The OUC is doing well too, with such a variety titles on offer the Indy label manages to tick a box for every corner of geekdom. There are zombies and horror in Dead Men and superhero satire in Hero: 9 – 5 (‘political boobs’ as one recent review described it), there’s futuristic science fiction with Alpha Gods: Emergence.

This weekend another title joins the roster, as Shrapnel: Case Files issue one (brought to you by the imagination of Holly Rose, art of Katrine Rasmussen, colours by Yel Zamor and letters courtesy of Ian Sharman) leaps onto the OUC scene. The story inhabits Hypergirl’s universe, albeit with a distinctly darker and grittier twist, and introduces Shrapnel; Weirdsville’s boy vigilante and, Lalla Olivier; a bored young secretary who stumbles across more than she has bargained for.
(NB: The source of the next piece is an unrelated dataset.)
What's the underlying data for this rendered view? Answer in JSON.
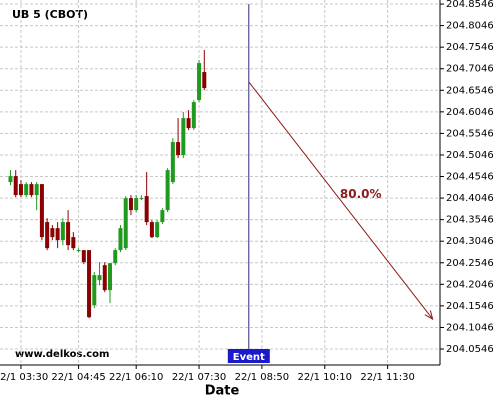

“…you’re about to jump as gracefully as possible into the wonderful, wacky world of Weirdsville; you’re about to learn all about Shrapnel.” Writes Holly Rose in the preface. “You are also about to learn that as much as superheroes and beating thugs up is fun, people and their little lives are far more interesting and important.”

Truly, there is more than meets the eye for Shrapnel and we invite you to take your first steps into his world with Case Files #1.

It’s late afternoon on Saturday and it’s time to depart; more comic work awaits at home. But, as I cast a glance back at our OUC base, I see more than books and banners flying high above them, what I see is a group of cyberspace drifters, creatives who have gravitated towards each other through a shared passion for art and storytelling. Ask many of our comrades and they will agree that comics is a nutty place to call home, but its rewards are like nothing else.

The remaining hardback copies of Hypergirl all found their homes on Sunday.